Deutliche Veränderungen gibt es beispielsweise bei den Rollenzuschreibungen zwischen Frauen und Männern : Die Festlegung auf Zuständigkeiten – Frau für Familie, Mann für Arbeit – ist weitgehend aufgebrochen : Beide sollen sowohl zum Einkommen als auch zum Haushalt beitragen, Frauen sollen bei knapper werdenden Arbeitsplätzen nicht zurückstehen müssen. Was nicht heißt, dass im konkreten Alltag tatsächlich halbe-halbe praktiziert wird. Und tatsächlich gibt es da bei manchen Aspekten sogar eine Rückkehr zu traditionellen Vorstellungen : Waren 1999 nur 43 Prozent der Österreicher der Meinung, dass Hausfrau zu sein genauso befriedigend sein kann wie berufstätig zu sein, sind es 2008 mit 52 Prozent wieder annähernd so viele wie Anfang der 1990er Jahre – 56 Prozent.

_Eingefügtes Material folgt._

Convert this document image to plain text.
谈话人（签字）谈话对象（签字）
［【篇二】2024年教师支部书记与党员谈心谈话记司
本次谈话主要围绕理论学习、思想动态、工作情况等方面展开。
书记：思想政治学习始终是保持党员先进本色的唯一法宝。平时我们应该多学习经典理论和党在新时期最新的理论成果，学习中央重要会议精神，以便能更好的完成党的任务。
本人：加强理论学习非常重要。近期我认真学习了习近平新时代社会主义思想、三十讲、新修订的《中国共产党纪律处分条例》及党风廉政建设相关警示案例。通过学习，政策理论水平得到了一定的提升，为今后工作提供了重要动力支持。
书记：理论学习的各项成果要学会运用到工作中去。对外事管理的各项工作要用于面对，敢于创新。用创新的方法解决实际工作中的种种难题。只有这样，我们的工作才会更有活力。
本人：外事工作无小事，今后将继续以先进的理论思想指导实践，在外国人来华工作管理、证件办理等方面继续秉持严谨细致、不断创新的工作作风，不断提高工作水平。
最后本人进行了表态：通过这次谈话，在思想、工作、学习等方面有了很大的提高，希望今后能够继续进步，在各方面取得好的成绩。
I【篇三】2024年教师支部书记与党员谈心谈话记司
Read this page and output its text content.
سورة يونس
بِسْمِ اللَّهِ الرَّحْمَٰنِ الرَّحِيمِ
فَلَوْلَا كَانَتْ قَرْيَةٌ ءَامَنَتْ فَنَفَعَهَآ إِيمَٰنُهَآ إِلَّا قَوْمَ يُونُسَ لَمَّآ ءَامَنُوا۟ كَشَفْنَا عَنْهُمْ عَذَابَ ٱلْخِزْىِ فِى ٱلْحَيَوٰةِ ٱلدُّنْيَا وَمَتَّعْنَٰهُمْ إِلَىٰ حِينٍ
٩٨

Werden die Österreicher toleranter ? Werden sie „radikaler“?
Deutlich mehr Toleranz zeigen die Österreicher gegenüber homosexuell orientierten Menschen, hier hat sich das Image offenbar deutlich verbessert. In Summe drücken die Menschen jedoch Ablehnung viel deutlicher aus als noch vor zehn oder 20 Jahren. Besonders zu Rechtsextremisten, Muslimen, psychisch labilen Personen, vorbestraften Personen und Menschen mit anderer Hautfarbe gehen die Österreicher auf Distanz. Die Ausländerfeindlichkeit ist messbar gestiegen. Interessanterweise sind hier nicht jene Vorreiter, denen es objektiv schlecht geht – in Bezug auf Einkommen, Bildungsniveau, Arbeitslosigkeit –, sondern vor allem jene, die vom politischen System und den Parteien enttäuscht sind, politisch nicht oder nicht mehr interessiert und subjektiv eher unglücklich und frustriert sind.
Prognosen für die Zukunft : Was könnte sich wertemäßig mittelfristig hierzulande verändern ?

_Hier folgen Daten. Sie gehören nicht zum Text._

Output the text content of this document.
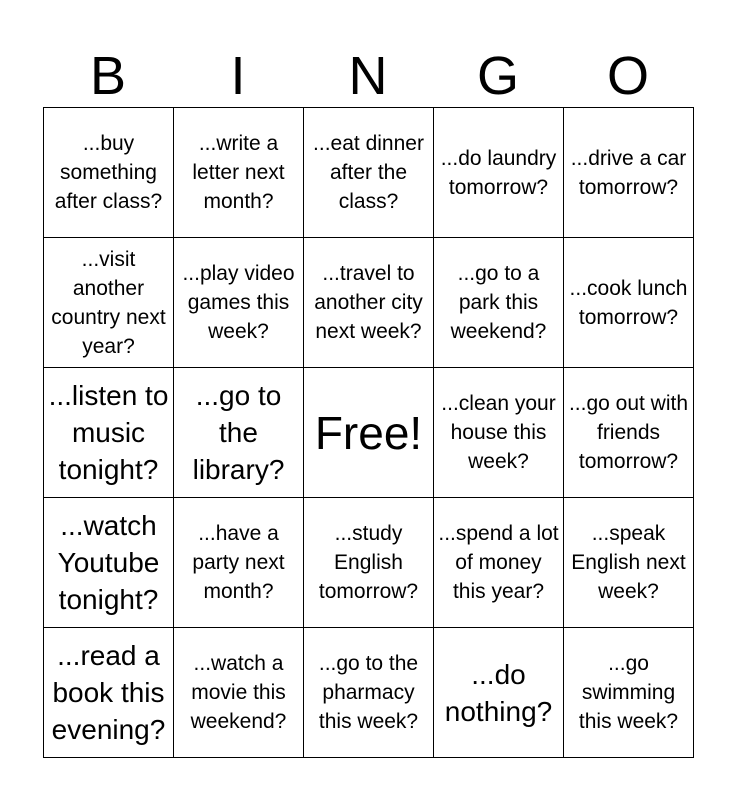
B	I	N	G	O
...buy something after class?	...write a letter next month?	...eat dinner after the class?	...do laundry tomorrow?	...drive a car tomorrow?
...visit another country next year?	...play video games this week?	...travel to another city next week?	...go to a park this weekend?	...cook lunch tomorrow?
...listen to music tonight?	...go to the library?	Free!	...clean your house this week?	...go out with friends tomorrow?
...watch Youtube tonight?	...have a party next month?	...study English tomorrow?	...spend a lot of money this year?	...speak English next week?
...read a book this evening?	...watch a movie this weekend?	...go to the pharmacy this week?	...do nothing?	...go swimming this week?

Es ist spannend, dass öffentlich wieder viel über Werte diskutiert wird. Der Ruf nach „Werten“ hat auch etwas mit Verunsicherung zu tun, mit der Sehnsucht nach Klarheit und Beständigkeit. Pluralitätsfähigkeit, das Aushalten von Vielfalt und gleichzeitig das verantwortungsvolle Arbeiten an Konsenslösungen für gesellschaftliche Konfliktfälle wird auch zu den Werten der Zukunft gehören – müssen. Konsens lässt sich aber erst erreichen, nachdem man sich auseinandergesetzt hat. Das ist eine große Herausforderung für die politische und zivilgesellschaftliche Kultur in Österreich, wie die Daten der Wertestudie ganz eindeutig belegen.
Zur Person
Ursula Hamachers-Zuba (1971) absolvierte ein Studium der Theologie und Sozialwissenschaften an der Ruhruniversität Bochum und der Universität Wien, welches sie mit einem Doktorat im Fach Pastoraltheologie abschloss. Seit 1998 ist sie am Institut für Praktische Theologie der Katholisch-Theologischen Fakultät der Universität Wien (Pastoraltheologie) tätig. Zwischen 1997 und 2004 war sie zudem wissenschaftliche Mitarbeiterin im Ludwig Boltzmann-Institut für Werteforschung und im Pastoralen Forum.